Refrigerant manufacturers, Honeywell and The Chemours Co., have asked the Supreme Court to review a 2017 decision by the U.S. Court of Appeals for the D.C. Circuit, which stated the U.S. Environmental Protection Agency (EPA) could not ban HFCs through its Significant New Alternatives Policy (SNAP) program, because that program was designed only to address ozone-depleting substances. While HFCs are among the greenhouse gases suspected of contributing to climate change, they do not deplete the ozone layer.
“We are disappointed in the D.C. Circuit Court of Appeals decision and continue to believe that the legal basis of the SNAP 20 rule was well-founded, and the Court’s ruling exceeded its jurisdiction, effectively invalidating a decades-old EPA regulation and failing to take into account the EPA’s original directive to ensure that safer alternatives are used to replace ozone-depleting substances,” said Paul Kirsch, president of Chemours’ fluoroproducts business unit. “A number of states, academia, and businesses share our concern and feel the preservation of this rule is in the best interest of the public, the environment, and U.S. industry.”
A statement from Honeywell noted that, “despite agreeing with the EPA that replacement solutions such as hydrofluoro-olefins (HFOs) are safer than certain HFCs, the court ruled that ozone-depleting substances could only be replaced once, even if the replacements themselves are unsafe and new and safer substitutes are available. The decision ignores Congress’s intent in directing the EPA to replace ozone-depleting substances with the safest available alternatives…American companies have invested more than $1 billion to invent, commercialize, and manufacture safer replacement alternatives to ozone-depleting substances, such as HFOs. The D.C. Circuit decision undermines the innovation and investments that American businesses have made to create and transition to safer alternatives.”

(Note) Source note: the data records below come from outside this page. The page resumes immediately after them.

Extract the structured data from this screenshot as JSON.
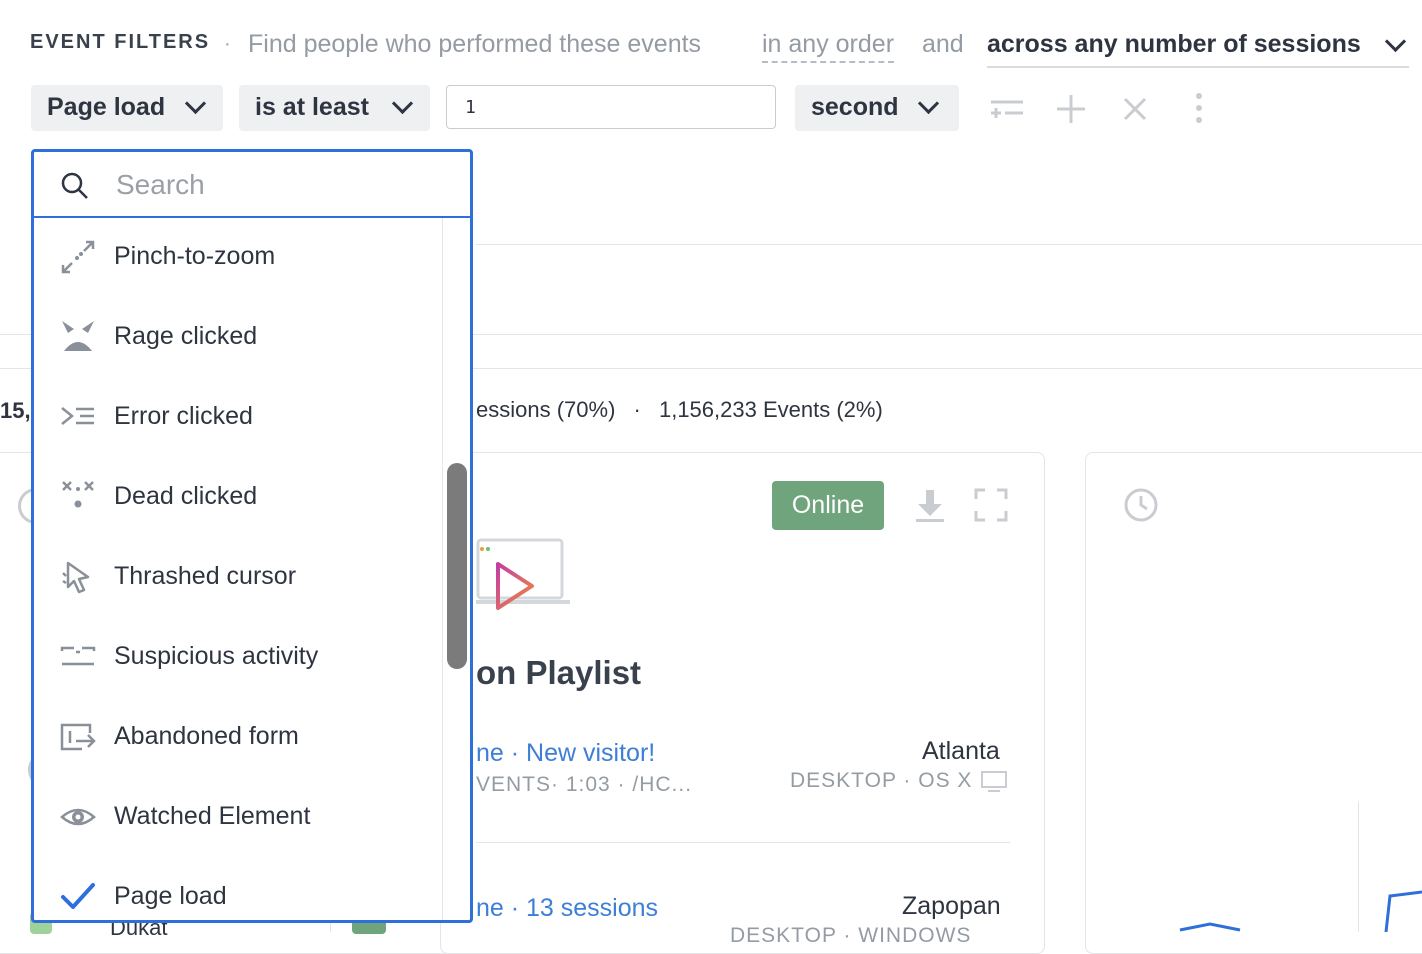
{
  "filters": {
    "title": "EVENT FILTERS",
    "separator": "·",
    "description": "Find people who performed these events",
    "order_label": "in any order",
    "and_label": "and",
    "sessions_label": "across any number of sessions",
    "event_select": "Page load",
    "operator_select": "is at least",
    "count_value": "1",
    "unit_select": "second"
  },
  "actions": {
    "icons": [
      "split-plus-icon",
      "plus-icon",
      "close-icon",
      "kebab-menu-icon"
    ]
  },
  "dropdown": {
    "search_placeholder": "Search",
    "items": [
      {
        "label": "Pinch-to-zoom",
        "icon": "pinch-zoom-icon",
        "selected": false
      },
      {
        "label": "Rage clicked",
        "icon": "rage-face-icon",
        "selected": false
      },
      {
        "label": "Error clicked",
        "icon": "error-click-icon",
        "selected": false
      },
      {
        "label": "Dead clicked",
        "icon": "dead-click-icon",
        "selected": false
      },
      {
        "label": "Thrashed cursor",
        "icon": "thrashed-cursor-icon",
        "selected": false
      },
      {
        "label": "Suspicious activity",
        "icon": "suspicious-activity-icon",
        "selected": false
      },
      {
        "label": "Abandoned form",
        "icon": "abandoned-form-icon",
        "selected": false
      },
      {
        "label": "Watched Element",
        "icon": "eye-icon",
        "selected": false
      },
      {
        "label": "Page load",
        "icon": "check-icon",
        "selected": true
      }
    ]
  },
  "stats": {
    "left_fragment": "15,",
    "sessions": "essions (70%)",
    "separator": "·",
    "events": "1,156,233 Events (2%)"
  },
  "card": {
    "status_badge": "Online",
    "playlist_title": "on Playlist",
    "row1": {
      "link": "ne · New visitor!",
      "meta": "VENTS· 1:03 · /HC...",
      "city": "Atlanta",
      "device": "DESKTOP · OS X"
    },
    "row2": {
      "link": "ne · 13 sessions",
      "city": "Zapopan",
      "device": "DESKTOP · WINDOWS"
    },
    "left_fragment": "Dukat"
  },
  "colors": {
    "accent_blue": "#2f6fd9",
    "online_green": "#6fa47c",
    "link_blue": "#3d7fd6"
  }
}
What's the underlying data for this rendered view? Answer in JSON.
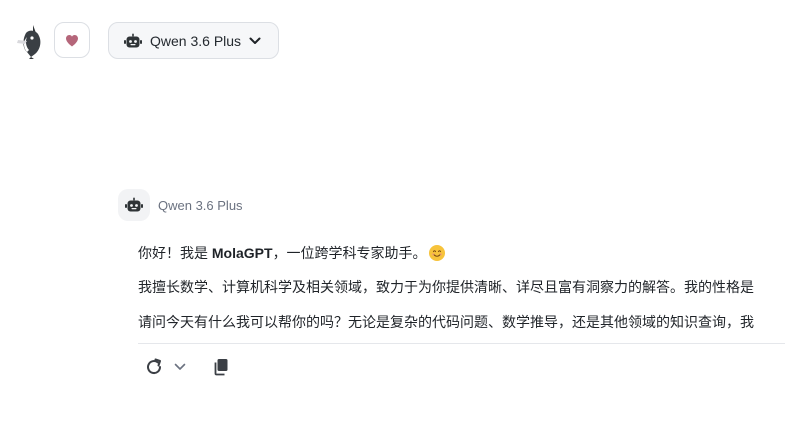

The EPA SNAP program was developed in the 1990s to protect the ozone layer by phasing out the chemicals that deplete it, such as CFCs. Chemours explained that Congress directed EPA to compare alternatives to those chemicals to ensure that refrigerants and other products would not be more dangerous to people and the environment than the harmful products they replaced. The original 1994 regulation viewed the alternatives banned by the SNAP program in 2015 as a “near-term” solution until safer products became available. The D.C. Circuit Court of Appeals agreed that these products could be banned, but then held that no one who was using them could actually be ordered to stop, even though safer options were available, said Chemours. The decision has created confusion for the industry and does not align with the direction from Congress or its beneficial goals, noted the company, and also undermines investment in safer products and American innovation in these critical industries.
Chemours states that it will continue to work with a growing number of industry stakeholders, including the Alliance for Responsible Atmospheric Policy and the Air-Conditioning, Heating and Refrigeration Institute (AHRI), to dialogue with the Trump Administration about building on the achievements of the Montreal Protocol by advancing the Kigali Amendment toward ratification in the United States Senate in 2018. According to Chemours, the Kigali Amendment provides the U.S. with a unique opportunity to allow American businesses to innovate and sell in global markets the products made possible by their research and development and manufacturing investments made here at home. Adoption of the agreement will create good-paying American jobs, positively impact the U.S.’s domestic economy, curtail illegal dumping of HFCs, and benefit the environment, the company added.